BEIJING/SHANGHAI (Reuters) – U.S. electric vehicle maker Tesla Inc (TSLA.O) will begin delivering Model 3 vehicles built at its Shanghai factory on Monday, a company representative told Reuters.
FIL PHOTO: China-made Tesla Model 3 electric vehicles are seen at the Gigafactory of electric carmaker Tesla Inc in Shanghai, China December 2, 2019. REUTERS/Aly Song
Construction of its first plant outside the United States began in January and production started in October. It aims to produce 250,000 vehicles a year after production of the Model Y is added in the initial phase.
The first 15 customers to get the cars on Dec 30 are Tesla employees, the company representative added.

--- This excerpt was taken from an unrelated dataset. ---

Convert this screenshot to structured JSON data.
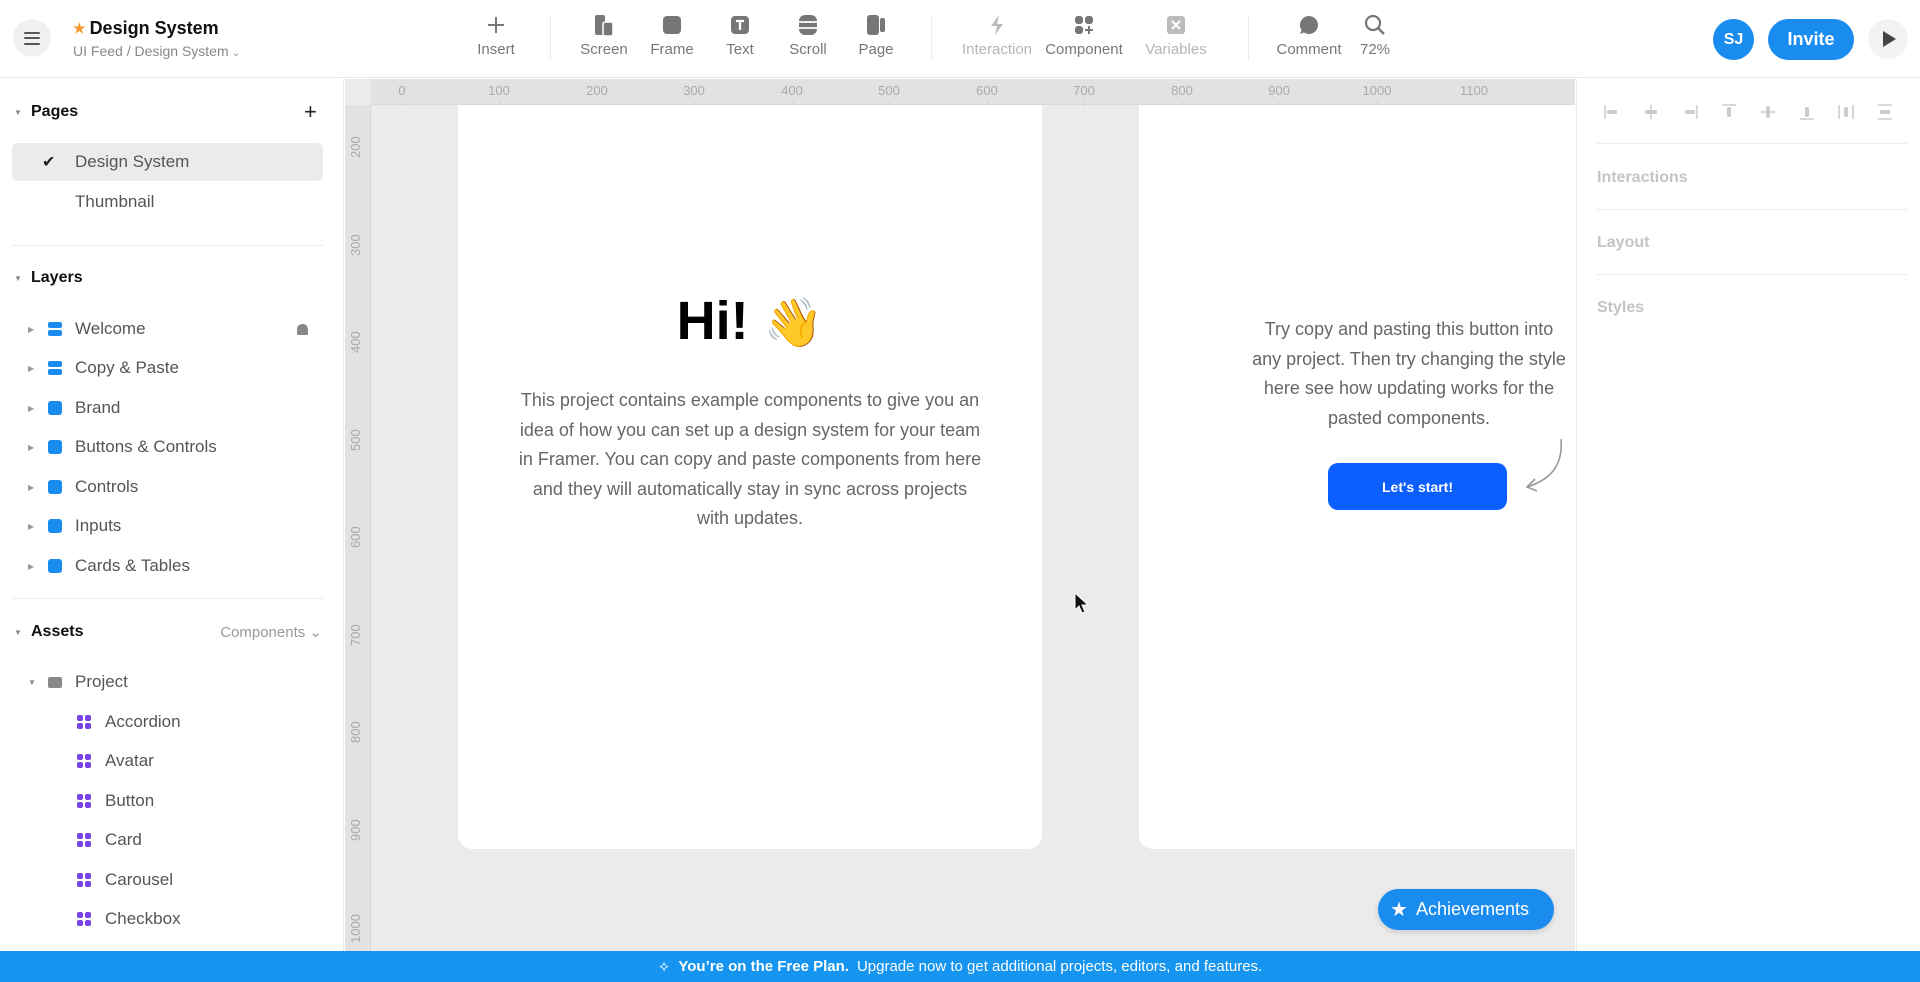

The delivery date of Dec. 30 means that the plant will start delivering cars to customers just 357 days after the factory’s construction started, which will mark a new record for global automakers in China.
The China-made cars are priced at 355,800 yuan ($50,000) before subsidies and Tesla has said it wants to start deliveries before Chinese new year beginning on Jan. 25.
The Shanghai plant is part of the Silicon Valley automaker’s plans to bolster its presence in the world’s biggest auto market and minimize the impact of the U.S.-China trade war.
The carmaker already treats China, the world’s biggest electric vehicle market where 1.3 million new-energy vehicles were sold last year, differently than elsewhere, with offerings such as racing events and showroom parties.
It is also building service centers and charging stations across China to assure customers of standardized after-sales service, Reuters reported last month.
The Chinese government has also been supportive of the factory, which is China’s first wholly foreign-owned car plant and a reflection of the government’s broader shift to open up its car market.
The Ministry of Industry and Information Technology on Friday said it had added Tesla’s China-made Model 3 to a list of new energy vehicles exempt from purchase tax.
The ministry had said in August it had exempted all of Tesla’s models from purchase tax.